EDGERTON, Chief Judge

(dissenting).

I agree that the oral confession was admissible but I think the written one was not.

After the police got the defendant’s oral confession that he had fired a gun, they held him over two hours without taking him before a magistrate. There was no excuse for this delay; in fact, the record makes it pretty plain that about an hour of the delay was due to the desire of the police to get a written confession. It follows that the written confession should have been excluded. Mallory v. United States, 354 U.S. 449, 77 S.Ct. 1356, 1 L.Ed.2d 1479. Since the oral confession was rightly admitted, it is possible that the erroneous admission of the written one was not prejudicial. But it may have been prejudicial, and the defendant is entitled to the benefit of the doubt. At the trial, he repudiated parts of the written confession, and the government attacked his credibility by pointing out conflicts between it and his *34testimony. What, if anything, he would have said at the trial if the written confession had not been introduced, we cannot know.

I do not suggest the police should be compelled to arraign all suspects before questioning them. If a suspect is willing to talk and is not under arrest the police may question him at length. Whether they may question him not only at the moment of arrest, but also during a short journey to a committing magistrate, we need not now decide.

A suspect is more likely to make damaging statements while the police are holding him than before he is arrested, but this does not authorize them to arrest him. Arrests without “probable cause” are illegal. It is also illegal for the police to hold a man in their own custody in order to conduct a “definitive inquiry” instead of arraigning him promptly before a committing magistrate.

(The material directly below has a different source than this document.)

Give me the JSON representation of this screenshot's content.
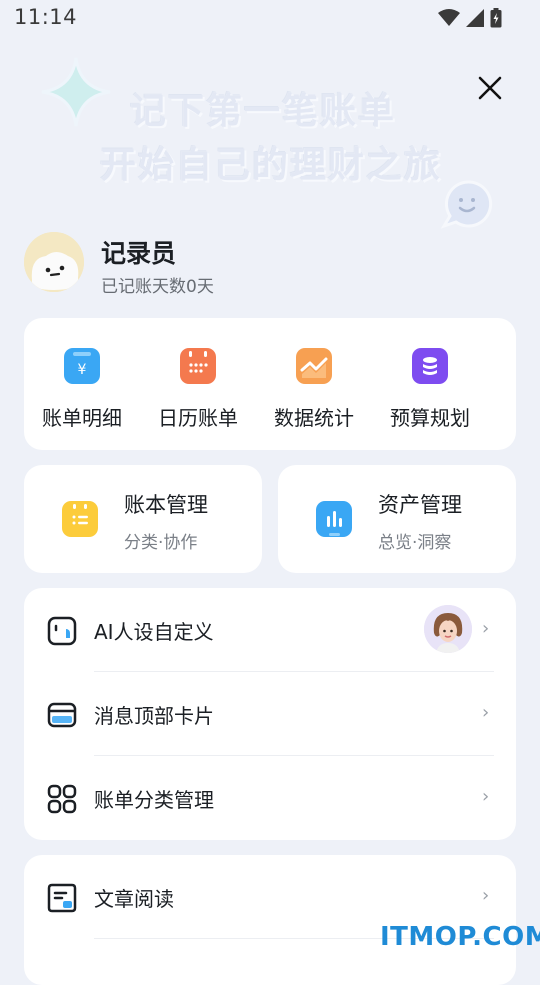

Only last June, in reversing a conviction this court had affirmed, the Supreme Court said: “The police may not arrest upon mere suspicion but only on ‘probable cause.’ The next step in the proceeding is to arraign the arrested person before a judicial officer as quickly as possible so that he may be advised of his rights and so that the issue of probable cause may be promptly determined. * * * It is not the function of the police to arrest, as it were, at large and to use an interrogating process at police headquarters in order to determine whom they should charge before a committing magistrate * * Mallory v. United States, supra, 354 U.S. at pages 454, 456, 77 S.Ct. at pages 1359, 1360. The decision and opinion were unanimous. The Court pointed out that in McNabb v. United States, 318 U.S. 332, 63 S.Ct. 608, 87 L.Ed. 819, it had “held that police detention of defendants beyond the time when a committing magistrate was readily accessible constituted ‘willful disobedience of law.’ In order adequately to enforce the congressional requirement of prompt arraignment, it was deemed necessary to render inadmissible incriminating statements elicited from defendants during a period of unlawful detention.” Mallory v. United States, supra, 354 U.S. at page 453, 77 S.Ct. at page 1358. The McNabb case was decided in 1943. Again in 1948, in reversing a conviction this court had affirmed, the Supreme Court expressly adhered to the “rule that a confession is inadmissible if made during illegal detention due to failure promptly to carry a prisoner before a committing magistrate * * Upshaw v. United States, 335 U.S. 410, 413, 69 S.Ct. 170, 172, 93 L.Ed. 100.